6  Extrapolation

When we use a model to make predictions, it matters whether those predictions fall within the range of data we actually observed. Predictions made inside the observed range are generally more trustworthy, while predictions outside that range require much more caution.

6.1 Interpolation vs. Extrapolation

  • Interpolation means making predictions within the range of values observed in the dataset.
  • Extrapolation means making predictions outside the range of values observed in the dataset.

Interpolation is usually safer because the model is working in a part of the data space it has actually seen. Extrapolation is riskier because it assumes the same relationship continues beyond the observed data, which may not be true.

6.2 Check the Observed Range

Before making predictions, it is helpful to inspect the range of the predictor variable.

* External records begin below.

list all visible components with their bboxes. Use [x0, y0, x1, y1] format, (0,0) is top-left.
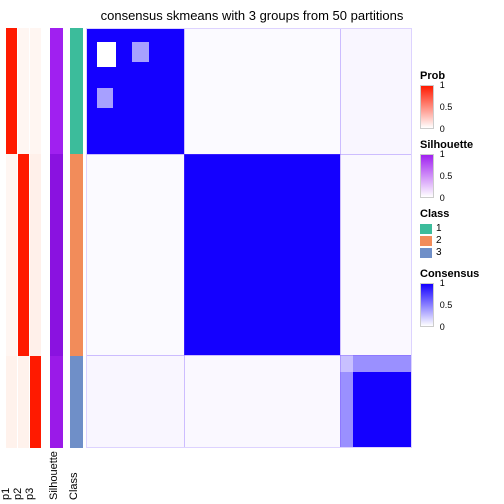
heatmap-block [353, 355, 411, 372]
heatmap-block [87, 355, 184, 447]
heatmap-block [184, 355, 340, 447]
annotation-segment [50, 356, 63, 448]
legend-consensus-title: Consensus [420, 268, 500, 280]
heatmap-block [97, 42, 116, 67]
page-title: consensus skmeans with 3 groups from 50 … [0, 8, 504, 23]
annotation-segment [6, 154, 17, 356]
heatmap-block [340, 29, 411, 154]
heatmap-block [184, 29, 340, 154]
annotation-segment [30, 356, 41, 448]
annotation-segment [18, 356, 29, 448]
legend-consensus-ticks: 10.50 [440, 283, 464, 327]
annotation-segment [70, 356, 83, 448]
annotation-segment [50, 154, 63, 356]
legend-tick: 0.5 [440, 172, 453, 181]
annotation-col-silhouette [50, 28, 63, 448]
annotation-col-p2 [18, 28, 29, 448]
plot-area [6, 28, 416, 448]
heatmap-block [87, 154, 184, 355]
legend-prob-ticks: 10.50 [440, 85, 464, 129]
legend-tick: 0.5 [440, 301, 453, 310]
annotation-segment [6, 356, 17, 448]
legend-consensus-bar [420, 283, 434, 327]
annotation-columns [6, 28, 84, 448]
x-label-silhouette: Silhouette [48, 451, 60, 500]
legend-swatch [420, 248, 432, 258]
legend-silhouette-ticks: 10.50 [440, 154, 464, 198]
heatmap-block [184, 154, 340, 355]
legend-tick: 0.5 [440, 103, 453, 112]
x-label-p2: p2 [12, 488, 24, 500]
x-label-p3: p3 [24, 488, 36, 500]
annotation-col-p3 [30, 28, 41, 448]
legend-silhouette: Silhouette 10.50 [420, 139, 500, 198]
legend-tick: 1 [440, 150, 445, 159]
heatmap-separator [87, 355, 411, 356]
annotation-segment [70, 28, 83, 154]
heatmap-separator [184, 29, 185, 447]
x-label-class: Class [68, 472, 80, 500]
legend-tick: 1 [440, 279, 445, 288]
legend-prob: Prob 10.50 [420, 70, 500, 129]
legend-class-item: 1 [420, 223, 500, 234]
legend-swatch [420, 236, 432, 246]
legend-class: Class 123 [420, 208, 500, 258]
annotation-segment [6, 28, 17, 154]
legend-prob-title: Prob [420, 70, 500, 82]
legend-silhouette-bar [420, 154, 434, 198]
annotation-gap [42, 28, 50, 448]
legend-prob-bar [420, 85, 434, 129]
heatmap-separator [87, 154, 411, 155]
annotation-segment [18, 154, 29, 356]
x-label-p1: p1 [0, 488, 12, 500]
consensus-heatmap [86, 28, 412, 448]
annotation-segment [30, 154, 41, 356]
legend-silhouette-title: Silhouette [420, 139, 500, 151]
annotation-col-class [70, 28, 83, 448]
heatmap-separator [340, 29, 341, 447]
heatmap-block [132, 42, 148, 63]
annotation-segment [18, 28, 29, 154]
legends: Prob 10.50 Silhouette 10.50 Class 123 Co… [420, 70, 500, 337]
legend-consensus: Consensus 10.50 [420, 268, 500, 327]
legend-tick: 0 [440, 194, 445, 203]
annotation-col-p1 [6, 28, 17, 448]
heatmap-block [340, 154, 411, 355]
annotation-segment [30, 28, 41, 154]
legend-label: 1 [436, 223, 442, 234]
heatmap-block [340, 372, 353, 447]
heatmap-block [97, 88, 113, 109]
legend-tick: 0 [440, 323, 445, 332]
legend-swatch [420, 224, 432, 234]
legend-class-item: 2 [420, 235, 500, 246]
annotation-segment [50, 28, 63, 154]
legend-label: 3 [436, 247, 442, 258]
legend-label: 2 [436, 235, 442, 246]
legend-tick: 0 [440, 125, 445, 134]
legend-tick: 1 [440, 81, 445, 90]
heatmap-block [340, 355, 353, 372]
annotation-segment [70, 154, 83, 356]
legend-class-item: 3 [420, 247, 500, 258]
legend-class-title: Class [420, 208, 500, 220]
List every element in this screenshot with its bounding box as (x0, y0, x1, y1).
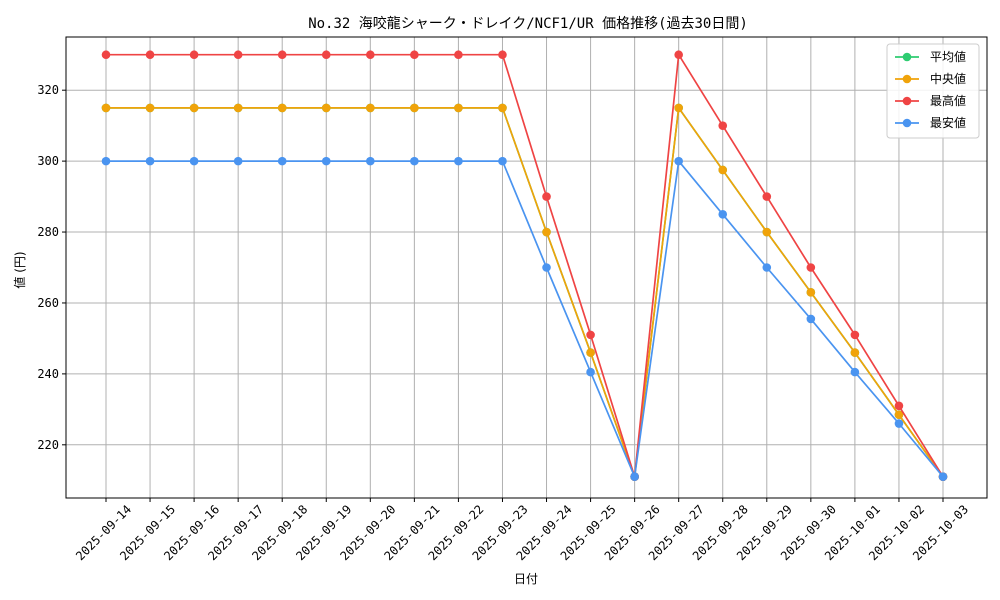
grid (66, 37, 987, 498)
series-4 (101, 156, 948, 482)
legend-item: 最高値 (895, 93, 966, 108)
data-point (366, 156, 375, 166)
data-point (850, 367, 860, 377)
data-point (498, 156, 507, 166)
data-point (101, 103, 111, 113)
y-tick-label: 280 (37, 225, 59, 239)
legend-swatch-marker (902, 74, 912, 84)
data-point (410, 156, 419, 166)
y-tick-label: 300 (37, 154, 59, 168)
data-point (454, 50, 463, 60)
data-point (101, 156, 111, 166)
plot-area-frame (65, 36, 988, 499)
data-point (762, 192, 772, 201)
series-group (101, 50, 948, 482)
data-point (454, 103, 463, 113)
legend-item: 平均値 (895, 49, 966, 64)
legend-label: 最高値 (930, 93, 966, 108)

range(df$flipper_length_mm)
[1] 172 231

This tells us the smallest and largest flipper lengths observed in the data.

6.3 Prediction Inside the Observed Range

Here we make a prediction using values that fall within the range of the dataset.

predict(lm_model, newdata = data.frame(
  bill_length_mm = 45,
  bill_depth_mm = 17,
  flipper_length_mm = 200
))
       1 
4158.348 

Because these values are similar to observations in the dataset, this is an example of interpolation.

6.4 Prediction Outside the Observed Range

Now we make a prediction using values outside the observed range.

predict(lm_model, newdata = data.frame(
  bill_length_mm = 65,
  bill_depth_mm = 25,
  flipper_length_mm = 260
))
       1 
7412.624 

This is an example of extrapolation. Even though R will still return a prediction, we should be cautious about interpreting it because the model is being asked to make predictions in a region where it has no data.

6.5 Visualizing the Risk

The dashed vertical lines below mark the observed range of flipper lengths in the data.

ggplot(df, aes(x = flipper_length_mm, y = body_mass_g)) +
  geom_point() +
  geom_smooth(method = "lm", se = FALSE) +
  geom_vline(xintercept = range(df$flipper_length_mm), linetype = "dashed") +
  labs(title = "Extrapolation Warning")
`geom_smooth()` using formula = 'y ~ x'

6.6 Key Takeaways

  • Interpolation uses the model within the range of observed data.
  • Extrapolation uses the model outside the range of observed data.
  • Extrapolated predictions may look precise, but they are often much less reliable.
  • Just because a model can return a prediction does not mean that prediction should be trusted.